Kaum ein Mensch wusste, dass es diese Wesen gab, obwohl es nicht wenige waren. Irgendwie konnten sie trotzdem lange Zeit im Verborgenen bleiben.

Vor langer Zeit war es zwar jemandem gelungen, diese „Fabelwesen" zu fangen und Experimente an ihnen zu machen. Jedoch hatte er keine logische oder wissenschaftliche Erklärung dafür gefunden, weshalb sich meine Art, wann immer sie wollte, in Menschen oder Wölfe verwandeln konnte. So gerieten wir in Vergessenheit und wurden zum Mythos.

Aber aufgrund der Versuche war die Erkenntnis unter uns weit verbreitet, dass es sich bei dieser Veränderung der Gestalt schlichtweg um Magie handeln musste. Und eben diese Magie war auch dafür verantwortlich, dass jeder Werwolf, sobald er sich in seiner menschlichen Gestalt befand, eine besondere Fähigkeit hatte.

Ich war der Überzeugung, dass diese Fähigkeiten die Schwäche wieder auszugleichen versuchte, die unsere menschliche Gestalt barg. Zwar übertrugen sich die geschärften Sinne eines Raubtieres teilweise auf die menschliche Seite.

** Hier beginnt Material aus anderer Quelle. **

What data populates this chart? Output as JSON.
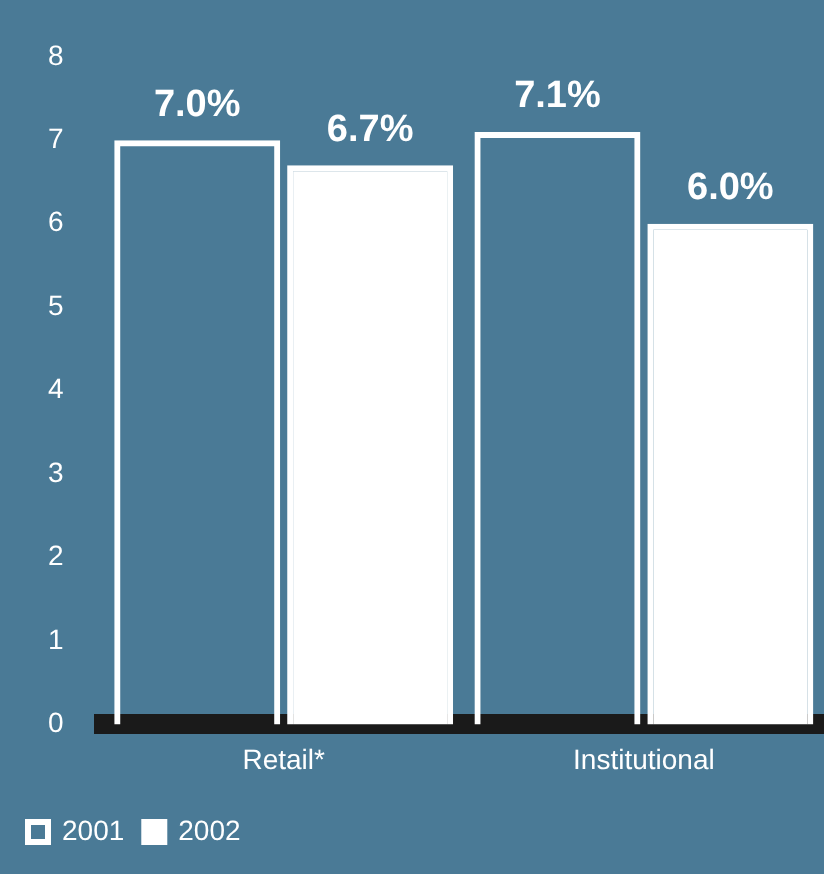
{
  "chart_data": {
    "type": "bar",
    "categories": [
      "Retail*",
      "Institutional"
    ],
    "series": [
      {
        "name": "2001",
        "color": "#ffffff",
        "values": [
          7.0,
          7.1
        ],
        "value_labels": [
          "7.0%",
          "7.1%"
        ]
      },
      {
        "name": "2002",
        "color": "#ffffff",
        "values": [
          6.7,
          6.0
        ],
        "value_labels": [
          "6.7%",
          "6.0%"
        ]
      }
    ],
    "ylim": [
      0,
      8
    ],
    "yticks": [
      0,
      1,
      2,
      3,
      4,
      5,
      6,
      7,
      8
    ],
    "grid": false,
    "legend": "bottom left"
  }
}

Jedoch war es genauso mit den tierischen Instinkten und deren Logik, was so manchem von uns zu schaffen machte.

Meine Fähigkeit war es, die Anwesenheit von Lebewesen jeglicher Art innerhalb des Reviers zu wissen. Ich hatte gelernt, sie geschickt einzusetzen und damit auch zu diesem Rudel, dem Tambolin-Rudel gefunden.

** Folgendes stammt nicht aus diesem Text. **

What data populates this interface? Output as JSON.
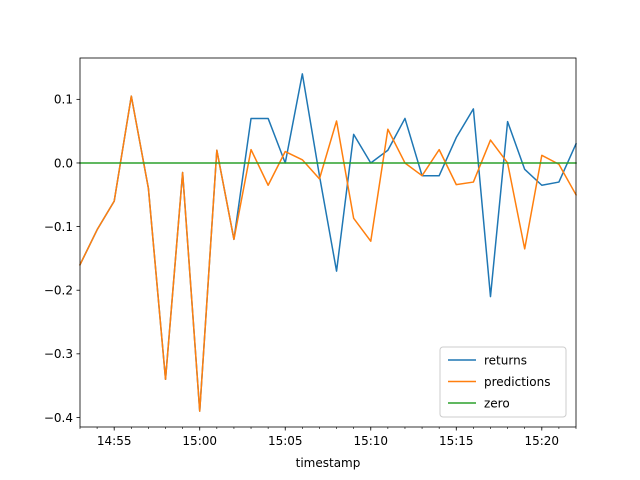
{
  "chart_data": {
    "type": "line",
    "title": "",
    "xlabel": "timestamp",
    "ylabel": "",
    "x": [
      "14:53",
      "14:54",
      "14:55",
      "14:56",
      "14:57",
      "14:58",
      "14:59",
      "15:00",
      "15:01",
      "15:02",
      "15:03",
      "15:04",
      "15:05",
      "15:06",
      "15:07",
      "15:08",
      "15:09",
      "15:10",
      "15:11",
      "15:12",
      "15:13",
      "15:14",
      "15:15",
      "15:16",
      "15:17",
      "15:18",
      "15:19",
      "15:20",
      "15:21",
      "15:22"
    ],
    "x_tick_labels": [
      "14:55",
      "15:00",
      "15:05",
      "15:10",
      "15:15",
      "15:20"
    ],
    "y_tick_labels": [
      "0.1",
      "0.0",
      "−0.1",
      "−0.2",
      "−0.3",
      "−0.4"
    ],
    "y_ticks": [
      0.1,
      0.0,
      -0.1,
      -0.2,
      -0.3,
      -0.4
    ],
    "ylim": [
      -0.415,
      0.165
    ],
    "grid": false,
    "legend_position": "lower-right",
    "series": [
      {
        "name": "returns",
        "color": "#1f77b4",
        "values": [
          -0.16,
          -0.105,
          -0.06,
          0.105,
          -0.04,
          -0.34,
          -0.015,
          -0.39,
          0.02,
          -0.12,
          0.07,
          0.07,
          0.0,
          0.14,
          -0.02,
          -0.17,
          0.045,
          0.0,
          0.02,
          0.07,
          -0.02,
          -0.02,
          0.04,
          0.085,
          -0.21,
          0.065,
          -0.01,
          -0.035,
          -0.03,
          0.03
        ]
      },
      {
        "name": "predictions",
        "color": "#ff7f0e",
        "values": [
          -0.16,
          -0.105,
          -0.06,
          0.105,
          -0.04,
          -0.34,
          -0.015,
          -0.39,
          0.02,
          -0.12,
          0.021,
          -0.035,
          0.018,
          0.005,
          -0.025,
          0.066,
          -0.087,
          -0.123,
          0.053,
          0.0,
          -0.02,
          0.021,
          -0.034,
          -0.03,
          0.036,
          0.0,
          -0.135,
          0.012,
          -0.002,
          -0.05
        ]
      },
      {
        "name": "zero",
        "color": "#2ca02c",
        "values": [
          0,
          0,
          0,
          0,
          0,
          0,
          0,
          0,
          0,
          0,
          0,
          0,
          0,
          0,
          0,
          0,
          0,
          0,
          0,
          0,
          0,
          0,
          0,
          0,
          0,
          0,
          0,
          0,
          0,
          0
        ]
      }
    ]
  }
}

Natürlich hatte ich mich nicht auf die Suche gemacht, ohne mich vorher über das Rudel zu informieren. Tambolin war noch nie eine große Gruppe gewesen, aber im Laufe der Jahre war die Anzahl der Mitglieder weit gesunken. Ich hatte meiner Quelle nur fünf Mitglieder entnehmen können, wobei es wiederum nur über drei davon brauchbare Informationen gab.

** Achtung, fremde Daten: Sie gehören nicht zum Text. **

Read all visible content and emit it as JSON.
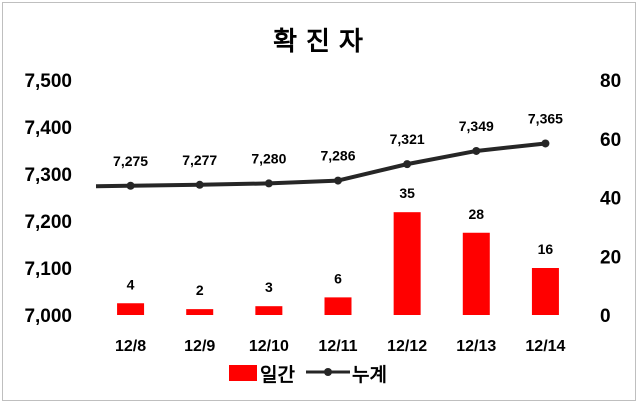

Bekannt war, dass der Alpha ein junger Mann war, der „Dachs" genannt wurde. Dieser sei mehr oder weniger aufgrund von günstigen Voraussetzungen an einen so hohen Rang gekommen, hatte ihn aber bisher verteidigen können. Er sollte schweigsam und geschickt sein, und eine starke Fähigkeit besitzen. Es war ihm damit möglich, sein Gegenüber perfekt einzuschätzen und zu verstehen. Trotzdem konnte seine Position den Hintergrund haben, dass der Rest des Rudels schlichtweg zu schwach war, ihm diese streitig zu machen.

Die anderen beiden Rudelmitglieder, über die ich etwas erfahren hatte, waren ein Paar, Cajetan und Annetta. Sie beide waren mitte zwanzig und relativ normal, außer dass er vor ein paar Jahren im Knast gewesen sein soll, weshalb wusste ich nicht.

Dass der Mann, der die Wölfe gefüttert hatte und nun abwesend den Waldrand musterte -so, als würden die Frau und ich nicht auf eine Antwort von ihm warten,- der Alpha mit dem Spitznamen „Dachs" sein musste, war mir bewusst. Ob die Frau jedoch diese Annetta war, bezweifelte ich.

Dann sprach Dachs doch wieder: „Wir nehmen ihn auf, wenn du herausfindest, wie er uns gefunden hat."

Ohne uns nochmal anzugucken ging er mit schweren Schritten auf den Waldrand zu. Einen Moment lang war ich verblüfft darüber, dass Dachs sein Rudel anscheinend so gleichgültig war, dass er es mit einem Fremden allein ließ. Dann aber wurde ich von den spitzen Nägeln der Frau abgelenkt, die leicht an meinem Kinn entlang fuhren, als sie mein Gesicht wieder losließ. Ihre Hände wanderten die Zaunstreben entlang und hielten sich schließlich an den dicken Streben über ihrem Kopf fest.

Sie war die verrückte Eingesperrte, die ihren Wärter musterte, während sie sich darauf vorbereitete, ihm den Hals umzudrehen.